Ponadto mundurowi chcą w ten egzekwować od kierujących i pasażerów przestrzeganie obowiązku korzystania podczas jazdy z pasów bezpieczeństwa oraz przewożenia dzieci w fotelikach bezpieczeństwa lub innych urządzeniach przytrzymujących dla dzieci. - Pamiętajmy, że pasy bezpieczeństwa utrzymują nas na fotelu i w chwili uderzenia pojazdu w przeszkodę pozwalają wytracić prędkość wraz z samochodem. Przytrzymują nas również w bezpiecznej pozycji w przypadku dachowania pojazdu – przypomina asp. Anna Jaworska-Wojnicz, rzecznik prasowy kaliskiej policji. - Pasy bezpieczeństwa są równie ważne dla kierującego pojazdem, jak i pasażerów. Pasażerowie, którzy nie zapinają pasów na tylnym siedzeniu, w chwili zderzenia stanowią śmiertelne zagrożenie dla podróżujących z przodu pojazdu, bowiem swoim ciałem z dużą siłą uderzają w osoby podróżujące w siedzeniach przed nimi.
Czwartkowe działania koordynowane są przez Europejską Organizację Policji Ruchu Drogowego ROADPOL (dawny TISPOL) – międzynarodowe stowarzyszenie zrzeszające policje ruchu drogowego.

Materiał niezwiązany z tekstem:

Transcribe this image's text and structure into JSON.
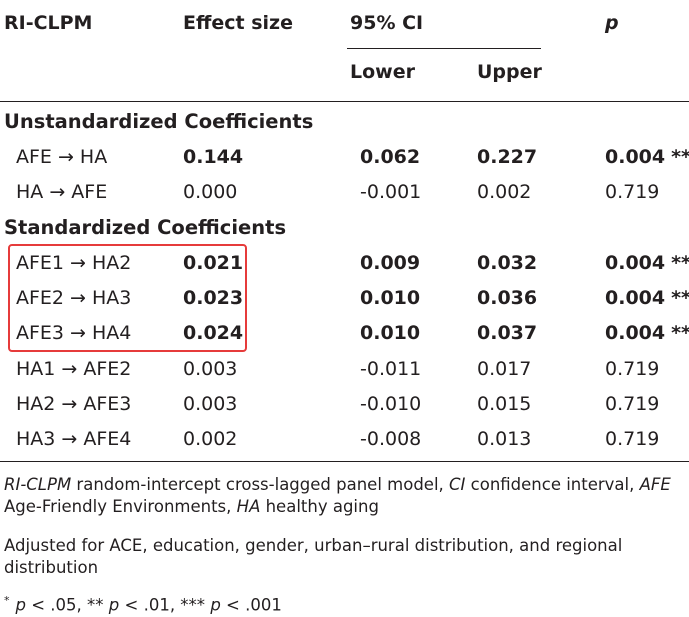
{
  "header": {
    "col_model": "RI-CLPM",
    "col_effect": "Effect size",
    "col_ci": "95% CI",
    "col_lower": "Lower",
    "col_upper": "Upper",
    "col_p": "p"
  },
  "sections": [
    {
      "title": "Unstandardized Coefficients",
      "rows": [
        {
          "path": "AFE → HA",
          "effect": "0.144",
          "lower": "0.062",
          "upper": "0.227",
          "p": "0.004",
          "stars": "**",
          "effect_bold": true,
          "ci_bold": true,
          "p_bold": true
        },
        {
          "path": "HA → AFE",
          "effect": "0.000",
          "lower": "-0.001",
          "upper": "0.002",
          "p": "0.719",
          "stars": "",
          "effect_bold": false,
          "ci_bold": false,
          "p_bold": false
        }
      ]
    },
    {
      "title": "Standardized Coefficients",
      "rows": [
        {
          "path": "AFE1 → HA2",
          "effect": "0.021",
          "lower": "0.009",
          "upper": "0.032",
          "p": "0.004",
          "stars": "**",
          "effect_bold": true,
          "ci_bold": true,
          "p_bold": true
        },
        {
          "path": "AFE2 → HA3",
          "effect": "0.023",
          "lower": "0.010",
          "upper": "0.036",
          "p": "0.004",
          "stars": "**",
          "effect_bold": true,
          "ci_bold": true,
          "p_bold": true
        },
        {
          "path": "AFE3 → HA4",
          "effect": "0.024",
          "lower": "0.010",
          "upper": "0.037",
          "p": "0.004",
          "stars": "**",
          "effect_bold": true,
          "ci_bold": true,
          "p_bold": true
        },
        {
          "path": "HA1 → AFE2",
          "effect": "0.003",
          "lower": "-0.011",
          "upper": "0.017",
          "p": "0.719",
          "stars": "",
          "effect_bold": false,
          "ci_bold": false,
          "p_bold": false
        },
        {
          "path": "HA2 → AFE3",
          "effect": "0.003",
          "lower": "-0.010",
          "upper": "0.015",
          "p": "0.719",
          "stars": "",
          "effect_bold": false,
          "ci_bold": false,
          "p_bold": false
        },
        {
          "path": "HA3 → AFE4",
          "effect": "0.002",
          "lower": "-0.008",
          "upper": "0.013",
          "p": "0.719",
          "stars": "",
          "effect_bold": false,
          "ci_bold": false,
          "p_bold": false
        }
      ]
    }
  ],
  "notes": {
    "abbrev": [
      {
        "text": "RI-CLPM",
        "italic": true
      },
      {
        "text": " random-intercept cross-lagged panel model, ",
        "italic": false
      },
      {
        "text": "CI",
        "italic": true
      },
      {
        "text": " confidence interval, ",
        "italic": false
      },
      {
        "text": "AFE",
        "italic": true
      },
      {
        "text": " Age-Friendly Environments, ",
        "italic": false
      },
      {
        "text": "HA",
        "italic": true
      },
      {
        "text": " healthy aging",
        "italic": false
      }
    ],
    "adjusted": "Adjusted for ACE, education, gender, urban–rural distribution, and regional distribution",
    "sig_star": "*",
    "sig_parts": [
      {
        "text": "p",
        "italic": true
      },
      {
        "text": " < .05, ** ",
        "italic": false
      },
      {
        "text": "p",
        "italic": true
      },
      {
        "text": " < .01, *** ",
        "italic": false
      },
      {
        "text": "p",
        "italic": true
      },
      {
        "text": " < .001",
        "italic": false
      }
    ]
  },
  "highlight_color": "#e63b3b"
}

Co grozi za brak pasów bezpieczeństwa?
Zgodnie z kodeksem drogowym kara za prowadzenie samochodu bez zapiętych pasów bezpieczeństwa wynosi 100 zł mandatu i 2 punkty karne. Ponadto kierowca jest zobowiązany upewnić się, czy wszyscy w pojeździe mają zapięte pasy bezpieczeństwa. Jeżeli tego nie zrobi, naraża się na kolejne 100 zł mandatu i 4 punkty karne. Taki sam mandat zapłaci także pasażer.